Activists from 35 countries rallied in over 200 cities for the legalization of marijuana earlier this month. A laudable effort perhaps, but did you know that the cannabis plant's industrial version is a crop that many scientists believe holds silver bullet potential for greenhouse gas reduction?
Hemp is outlawed in most countries despite lacking psycho active ingredients. Commercially grown hemp has less than 1% tetrahydrocannabinol (THD), the ingredient which causes the psychedelic effect in non commercial cannabis. Nevertheless many countries including the US don't want it on their soil for fear that it will stimulate farmers to grow the psychoactive version.
Most countries that allow hemp cultivation are in Europe. The European Union subsidizes farmers to grow hemp and it is also recognized as a perfectly acceptable commercial crop by the United Nations Single Convention on Narcotic Drugs, the North American Free Trade Agreement (NAFTA) and the General Agreement on Tariffs and Trade (GATT).
Outside Europe hemp is grown in Canada, China, Russia and Australia. In an environmental sense, the plant's greatest feature is that it breathes in more carbon dioxide than any other plant and that it grows at an amazingly rapid speed. It turns the carbon dioxide in the atmosphere into incredibly rich wood and strong fibers.
Hemp wood has 3-4 times the productivity of trees, and the plant can be used to solve the large-scale clearing of land and forests. The many uses of hemp are likely going to be re-discovered by many countries in the next years because so many countries face a looming food crisis.
The crop's other qualities are so glorious that it makes you wonder how come there's no more to do about hemp. For instance, just one acre of hemp is enough to create 1,000 gallons of methanol, which is an astounding amount.
What's more, various substitutes for polluting fuels can be made from hemp, including alternatives to coal, fuel oil, acetone, ethyl, tar pitch and creosote.
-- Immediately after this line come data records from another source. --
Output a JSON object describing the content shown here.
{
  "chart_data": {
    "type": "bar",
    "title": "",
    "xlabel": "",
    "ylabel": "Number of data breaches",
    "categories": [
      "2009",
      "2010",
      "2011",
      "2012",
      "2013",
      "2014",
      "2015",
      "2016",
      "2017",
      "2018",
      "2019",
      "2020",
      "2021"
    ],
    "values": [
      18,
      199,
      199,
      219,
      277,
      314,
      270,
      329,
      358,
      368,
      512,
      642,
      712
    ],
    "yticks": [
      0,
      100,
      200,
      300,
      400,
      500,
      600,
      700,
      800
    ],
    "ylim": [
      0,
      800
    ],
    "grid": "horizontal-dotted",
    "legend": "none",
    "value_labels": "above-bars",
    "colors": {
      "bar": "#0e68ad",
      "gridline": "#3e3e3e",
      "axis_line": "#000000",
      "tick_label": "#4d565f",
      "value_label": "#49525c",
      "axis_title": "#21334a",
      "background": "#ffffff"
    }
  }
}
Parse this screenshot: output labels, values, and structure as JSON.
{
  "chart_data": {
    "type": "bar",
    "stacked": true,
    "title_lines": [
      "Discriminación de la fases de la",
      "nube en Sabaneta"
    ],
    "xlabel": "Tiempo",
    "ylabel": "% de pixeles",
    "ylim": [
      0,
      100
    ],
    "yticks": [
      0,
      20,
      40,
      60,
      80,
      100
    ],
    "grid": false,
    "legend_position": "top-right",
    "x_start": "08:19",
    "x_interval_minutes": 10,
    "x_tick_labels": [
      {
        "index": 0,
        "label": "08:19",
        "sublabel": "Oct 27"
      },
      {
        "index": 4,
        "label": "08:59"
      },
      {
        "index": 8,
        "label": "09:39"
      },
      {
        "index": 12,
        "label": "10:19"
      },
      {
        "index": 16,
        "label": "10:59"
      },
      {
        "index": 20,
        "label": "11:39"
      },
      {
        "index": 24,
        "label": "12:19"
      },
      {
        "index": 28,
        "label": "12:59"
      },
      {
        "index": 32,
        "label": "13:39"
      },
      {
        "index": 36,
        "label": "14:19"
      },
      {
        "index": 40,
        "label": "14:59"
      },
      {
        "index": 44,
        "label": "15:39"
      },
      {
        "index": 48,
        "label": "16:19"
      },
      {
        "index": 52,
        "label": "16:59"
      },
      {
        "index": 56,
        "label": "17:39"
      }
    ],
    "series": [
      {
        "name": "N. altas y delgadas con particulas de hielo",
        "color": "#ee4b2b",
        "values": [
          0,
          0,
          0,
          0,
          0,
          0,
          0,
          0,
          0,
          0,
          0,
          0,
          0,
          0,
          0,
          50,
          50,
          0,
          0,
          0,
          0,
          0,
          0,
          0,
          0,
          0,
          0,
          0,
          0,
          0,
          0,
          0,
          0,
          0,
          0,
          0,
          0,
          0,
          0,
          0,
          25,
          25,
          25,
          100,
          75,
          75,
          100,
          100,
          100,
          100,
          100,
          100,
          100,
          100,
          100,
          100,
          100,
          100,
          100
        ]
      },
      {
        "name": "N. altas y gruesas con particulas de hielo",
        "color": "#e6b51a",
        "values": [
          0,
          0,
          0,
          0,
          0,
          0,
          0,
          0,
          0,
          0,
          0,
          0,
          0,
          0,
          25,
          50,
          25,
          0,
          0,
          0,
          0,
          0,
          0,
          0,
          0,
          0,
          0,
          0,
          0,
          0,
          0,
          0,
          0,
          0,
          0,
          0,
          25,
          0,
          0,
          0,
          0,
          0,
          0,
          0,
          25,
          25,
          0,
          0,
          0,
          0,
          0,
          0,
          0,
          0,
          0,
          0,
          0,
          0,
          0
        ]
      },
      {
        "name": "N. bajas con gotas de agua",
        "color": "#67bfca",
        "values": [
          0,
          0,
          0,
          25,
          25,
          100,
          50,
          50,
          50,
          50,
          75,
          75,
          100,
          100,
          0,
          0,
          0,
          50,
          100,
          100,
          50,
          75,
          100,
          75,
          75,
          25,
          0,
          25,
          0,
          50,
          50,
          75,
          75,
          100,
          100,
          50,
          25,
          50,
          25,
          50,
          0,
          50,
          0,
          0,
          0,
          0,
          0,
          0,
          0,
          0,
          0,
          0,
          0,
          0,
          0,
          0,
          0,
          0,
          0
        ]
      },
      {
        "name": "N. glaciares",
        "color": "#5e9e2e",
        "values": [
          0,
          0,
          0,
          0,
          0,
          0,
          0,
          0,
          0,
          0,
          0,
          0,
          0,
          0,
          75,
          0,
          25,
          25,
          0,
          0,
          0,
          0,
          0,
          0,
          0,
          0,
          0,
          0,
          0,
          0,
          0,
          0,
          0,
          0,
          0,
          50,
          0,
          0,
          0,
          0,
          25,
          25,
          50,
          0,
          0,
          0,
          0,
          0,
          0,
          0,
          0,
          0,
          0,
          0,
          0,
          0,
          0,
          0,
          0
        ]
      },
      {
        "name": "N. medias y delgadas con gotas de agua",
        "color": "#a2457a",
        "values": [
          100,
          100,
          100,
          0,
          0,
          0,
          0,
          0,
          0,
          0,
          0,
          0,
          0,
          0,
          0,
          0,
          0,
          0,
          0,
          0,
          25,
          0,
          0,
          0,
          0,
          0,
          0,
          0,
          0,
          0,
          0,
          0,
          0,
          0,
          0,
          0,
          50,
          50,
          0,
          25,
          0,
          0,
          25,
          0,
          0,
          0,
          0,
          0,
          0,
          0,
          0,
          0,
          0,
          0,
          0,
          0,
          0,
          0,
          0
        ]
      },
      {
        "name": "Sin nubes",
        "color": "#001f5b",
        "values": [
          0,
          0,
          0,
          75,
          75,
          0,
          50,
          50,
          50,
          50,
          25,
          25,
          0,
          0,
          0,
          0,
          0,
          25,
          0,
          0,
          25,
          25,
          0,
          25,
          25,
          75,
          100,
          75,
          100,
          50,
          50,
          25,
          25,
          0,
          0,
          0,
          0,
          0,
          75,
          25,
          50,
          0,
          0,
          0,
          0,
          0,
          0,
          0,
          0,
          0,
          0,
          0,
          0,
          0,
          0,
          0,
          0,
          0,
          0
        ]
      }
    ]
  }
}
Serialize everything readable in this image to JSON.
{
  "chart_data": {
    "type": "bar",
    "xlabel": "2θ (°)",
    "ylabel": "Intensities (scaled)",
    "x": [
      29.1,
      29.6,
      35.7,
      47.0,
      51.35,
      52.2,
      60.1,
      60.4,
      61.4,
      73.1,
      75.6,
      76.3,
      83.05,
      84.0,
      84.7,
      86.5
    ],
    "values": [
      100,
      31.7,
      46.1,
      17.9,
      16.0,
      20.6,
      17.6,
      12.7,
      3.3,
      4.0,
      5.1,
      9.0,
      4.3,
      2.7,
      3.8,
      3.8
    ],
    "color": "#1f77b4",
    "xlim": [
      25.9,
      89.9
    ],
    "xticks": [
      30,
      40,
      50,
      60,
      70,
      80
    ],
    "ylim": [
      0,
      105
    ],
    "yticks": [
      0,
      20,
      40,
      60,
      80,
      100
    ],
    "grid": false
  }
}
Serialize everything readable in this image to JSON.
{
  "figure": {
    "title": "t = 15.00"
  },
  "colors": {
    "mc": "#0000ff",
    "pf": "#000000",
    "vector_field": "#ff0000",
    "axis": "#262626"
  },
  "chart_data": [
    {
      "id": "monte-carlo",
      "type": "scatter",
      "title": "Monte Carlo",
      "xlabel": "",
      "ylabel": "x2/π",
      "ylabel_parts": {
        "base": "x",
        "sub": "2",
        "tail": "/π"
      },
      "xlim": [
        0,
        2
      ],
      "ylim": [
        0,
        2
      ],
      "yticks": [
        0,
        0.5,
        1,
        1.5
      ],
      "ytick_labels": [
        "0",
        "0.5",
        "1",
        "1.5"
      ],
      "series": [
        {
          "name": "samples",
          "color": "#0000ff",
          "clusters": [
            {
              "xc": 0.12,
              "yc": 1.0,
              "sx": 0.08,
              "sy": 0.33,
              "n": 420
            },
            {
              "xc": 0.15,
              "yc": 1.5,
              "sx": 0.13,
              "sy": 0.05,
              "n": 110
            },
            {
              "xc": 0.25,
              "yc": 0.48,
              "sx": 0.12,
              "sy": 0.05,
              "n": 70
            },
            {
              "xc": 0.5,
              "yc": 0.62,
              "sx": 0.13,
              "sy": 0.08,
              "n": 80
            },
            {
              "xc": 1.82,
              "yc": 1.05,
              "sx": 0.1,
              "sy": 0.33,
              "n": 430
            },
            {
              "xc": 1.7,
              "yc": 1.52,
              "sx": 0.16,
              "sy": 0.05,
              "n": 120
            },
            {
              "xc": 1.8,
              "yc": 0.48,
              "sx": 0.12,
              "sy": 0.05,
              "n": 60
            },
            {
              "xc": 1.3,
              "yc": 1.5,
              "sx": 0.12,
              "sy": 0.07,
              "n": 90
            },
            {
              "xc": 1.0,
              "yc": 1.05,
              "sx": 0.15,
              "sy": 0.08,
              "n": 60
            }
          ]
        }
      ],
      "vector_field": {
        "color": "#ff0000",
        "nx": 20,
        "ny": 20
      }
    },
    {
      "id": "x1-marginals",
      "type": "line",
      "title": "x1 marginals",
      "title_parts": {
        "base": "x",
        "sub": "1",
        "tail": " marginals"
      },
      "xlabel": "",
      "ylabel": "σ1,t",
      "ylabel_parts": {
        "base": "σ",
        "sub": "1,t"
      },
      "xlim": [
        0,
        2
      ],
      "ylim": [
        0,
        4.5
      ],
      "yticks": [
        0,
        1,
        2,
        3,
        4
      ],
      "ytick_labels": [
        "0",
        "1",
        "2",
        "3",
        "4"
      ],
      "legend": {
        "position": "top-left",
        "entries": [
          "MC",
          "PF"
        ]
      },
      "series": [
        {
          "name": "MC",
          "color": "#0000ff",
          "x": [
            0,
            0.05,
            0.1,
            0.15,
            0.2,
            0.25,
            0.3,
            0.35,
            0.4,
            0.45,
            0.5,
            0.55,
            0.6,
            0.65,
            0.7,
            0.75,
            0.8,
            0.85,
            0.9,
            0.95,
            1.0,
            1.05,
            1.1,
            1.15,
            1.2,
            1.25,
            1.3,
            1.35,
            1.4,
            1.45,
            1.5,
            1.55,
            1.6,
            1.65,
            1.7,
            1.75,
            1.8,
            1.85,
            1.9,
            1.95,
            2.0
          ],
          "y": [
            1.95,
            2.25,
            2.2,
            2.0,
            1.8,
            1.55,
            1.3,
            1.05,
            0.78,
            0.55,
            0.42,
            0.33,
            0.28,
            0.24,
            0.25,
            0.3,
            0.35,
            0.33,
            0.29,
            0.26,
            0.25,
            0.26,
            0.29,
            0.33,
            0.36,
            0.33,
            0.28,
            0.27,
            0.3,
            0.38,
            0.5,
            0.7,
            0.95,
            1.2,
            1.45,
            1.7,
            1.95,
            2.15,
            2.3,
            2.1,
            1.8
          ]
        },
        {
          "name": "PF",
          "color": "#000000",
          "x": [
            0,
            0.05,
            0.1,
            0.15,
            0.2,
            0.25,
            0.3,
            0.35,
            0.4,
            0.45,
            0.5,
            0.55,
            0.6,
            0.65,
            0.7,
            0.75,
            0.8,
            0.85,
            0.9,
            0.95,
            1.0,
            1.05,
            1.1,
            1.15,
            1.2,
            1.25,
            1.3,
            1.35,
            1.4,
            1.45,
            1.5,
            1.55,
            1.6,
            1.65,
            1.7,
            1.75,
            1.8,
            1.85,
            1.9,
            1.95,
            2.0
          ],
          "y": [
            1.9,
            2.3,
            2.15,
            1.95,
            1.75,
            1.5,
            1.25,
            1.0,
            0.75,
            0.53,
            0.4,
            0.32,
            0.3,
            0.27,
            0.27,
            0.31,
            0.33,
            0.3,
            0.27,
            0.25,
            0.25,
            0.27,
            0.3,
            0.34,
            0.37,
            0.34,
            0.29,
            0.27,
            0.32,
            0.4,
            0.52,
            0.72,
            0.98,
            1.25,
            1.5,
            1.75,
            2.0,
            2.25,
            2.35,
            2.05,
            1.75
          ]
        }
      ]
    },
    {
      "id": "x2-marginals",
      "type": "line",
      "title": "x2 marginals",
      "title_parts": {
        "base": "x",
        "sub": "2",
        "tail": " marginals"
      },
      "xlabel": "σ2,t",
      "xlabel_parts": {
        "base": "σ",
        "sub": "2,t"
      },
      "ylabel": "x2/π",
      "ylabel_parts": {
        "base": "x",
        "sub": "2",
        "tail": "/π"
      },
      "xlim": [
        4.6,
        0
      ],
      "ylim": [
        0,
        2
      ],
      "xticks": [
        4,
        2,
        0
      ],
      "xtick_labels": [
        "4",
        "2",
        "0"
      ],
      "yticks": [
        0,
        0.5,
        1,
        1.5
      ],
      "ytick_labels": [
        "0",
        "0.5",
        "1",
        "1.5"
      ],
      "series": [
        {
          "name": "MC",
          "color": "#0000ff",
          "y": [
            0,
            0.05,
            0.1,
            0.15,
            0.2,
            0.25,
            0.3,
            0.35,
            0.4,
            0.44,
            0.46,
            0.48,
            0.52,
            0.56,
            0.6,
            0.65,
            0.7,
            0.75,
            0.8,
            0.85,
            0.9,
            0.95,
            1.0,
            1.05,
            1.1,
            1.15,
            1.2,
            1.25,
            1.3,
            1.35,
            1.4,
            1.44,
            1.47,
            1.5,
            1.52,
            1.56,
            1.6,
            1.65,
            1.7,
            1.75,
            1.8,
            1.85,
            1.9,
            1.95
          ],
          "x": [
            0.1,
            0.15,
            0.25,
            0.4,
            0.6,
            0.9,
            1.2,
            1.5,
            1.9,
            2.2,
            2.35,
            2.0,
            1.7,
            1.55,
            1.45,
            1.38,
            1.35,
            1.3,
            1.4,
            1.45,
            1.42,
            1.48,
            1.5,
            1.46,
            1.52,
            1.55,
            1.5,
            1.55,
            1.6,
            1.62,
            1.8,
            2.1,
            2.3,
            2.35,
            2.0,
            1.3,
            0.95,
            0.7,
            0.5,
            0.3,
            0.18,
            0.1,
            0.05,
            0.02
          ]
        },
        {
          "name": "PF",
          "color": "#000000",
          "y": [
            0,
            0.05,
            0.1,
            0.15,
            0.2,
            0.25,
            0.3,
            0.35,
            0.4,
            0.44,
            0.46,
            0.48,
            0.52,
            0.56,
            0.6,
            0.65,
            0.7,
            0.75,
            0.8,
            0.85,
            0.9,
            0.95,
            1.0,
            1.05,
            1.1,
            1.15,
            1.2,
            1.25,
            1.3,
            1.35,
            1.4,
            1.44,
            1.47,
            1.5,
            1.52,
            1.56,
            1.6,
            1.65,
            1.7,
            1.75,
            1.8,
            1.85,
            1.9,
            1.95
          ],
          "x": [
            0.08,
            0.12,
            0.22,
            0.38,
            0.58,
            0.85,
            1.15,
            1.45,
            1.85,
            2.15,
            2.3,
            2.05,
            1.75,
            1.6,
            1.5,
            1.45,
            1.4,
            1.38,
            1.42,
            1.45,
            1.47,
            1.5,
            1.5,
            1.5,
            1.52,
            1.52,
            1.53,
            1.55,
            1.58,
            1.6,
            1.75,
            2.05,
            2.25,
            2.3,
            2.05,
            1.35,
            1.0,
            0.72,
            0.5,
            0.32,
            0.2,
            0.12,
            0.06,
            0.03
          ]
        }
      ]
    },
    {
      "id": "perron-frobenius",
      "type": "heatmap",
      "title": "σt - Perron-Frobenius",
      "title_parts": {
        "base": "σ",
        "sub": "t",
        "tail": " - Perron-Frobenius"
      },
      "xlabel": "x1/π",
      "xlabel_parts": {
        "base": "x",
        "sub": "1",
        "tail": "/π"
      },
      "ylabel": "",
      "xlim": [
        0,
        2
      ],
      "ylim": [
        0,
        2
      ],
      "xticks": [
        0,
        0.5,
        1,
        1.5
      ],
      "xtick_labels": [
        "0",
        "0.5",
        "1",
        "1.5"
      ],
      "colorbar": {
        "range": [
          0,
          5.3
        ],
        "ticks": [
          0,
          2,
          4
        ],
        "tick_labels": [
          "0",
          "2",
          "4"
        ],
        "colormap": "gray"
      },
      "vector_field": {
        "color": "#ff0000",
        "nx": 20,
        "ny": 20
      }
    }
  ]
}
Henry Ford's first car actually ran on hemp seed.
Aside from the energy sector, hemp has many uses in food. Already global demand for hemp based foods is high. The American domestic market for hemp-based food products in 2004 was over $12 million according to a report in an Australian newspaper. And the health care market is estimated at $30 million. In recent years the crop has been rising in popularity due to demand by the food sector. In 2005, Canadian production of hemp increased from 4,000 acres in 2002 to over 24,000 acres in 2005.
European builders use the plant for building houses. Hemp plants can be ground up and made into bricks. These have better insulating qualities than traditional bricks.
Someone with direct experience building houses from hemp is Dr Keith Bolton at Ecotechnology Australia who has been pioneering growing the crop since 2005, together with Klara Morosszeky who heads up Morrowby Futures. Both scientists consult Australian farmers about the intricacies involved of hemp cultivation. They say it is a cash crop and that hemp does not need herbicides or pesticides.
In several US states there are strong lobbies to get the crop reinstated. The states that are most likely to endorse legalization of the crop are North Dakota, Wisconsin, Oregon and Vermont. Some farms in North Dakota were issued individual licenses early last year to grow industrial hemp. In Vermont, the May 2 passage of a bill (25 votes against one) legalizing industrial growth of hemp is hopeful and activity in Oregon also looks upbeat. Yet at federal level various blockages exist which still prevent farmers in Vermont and Oregon to grow hemp.
At federal level one step in the right direction was last year's amendment of the controlled substances act, which now excludes industrial hemp from the definition of marijuana.
The most active people lobbying for the acceptance of hemp in various states can be found at the Campaign for the Restoration and Regulation of Hemp, the Vote Hemp platform and there's also heaps of information about legal issues on the Cannabis Tax Act.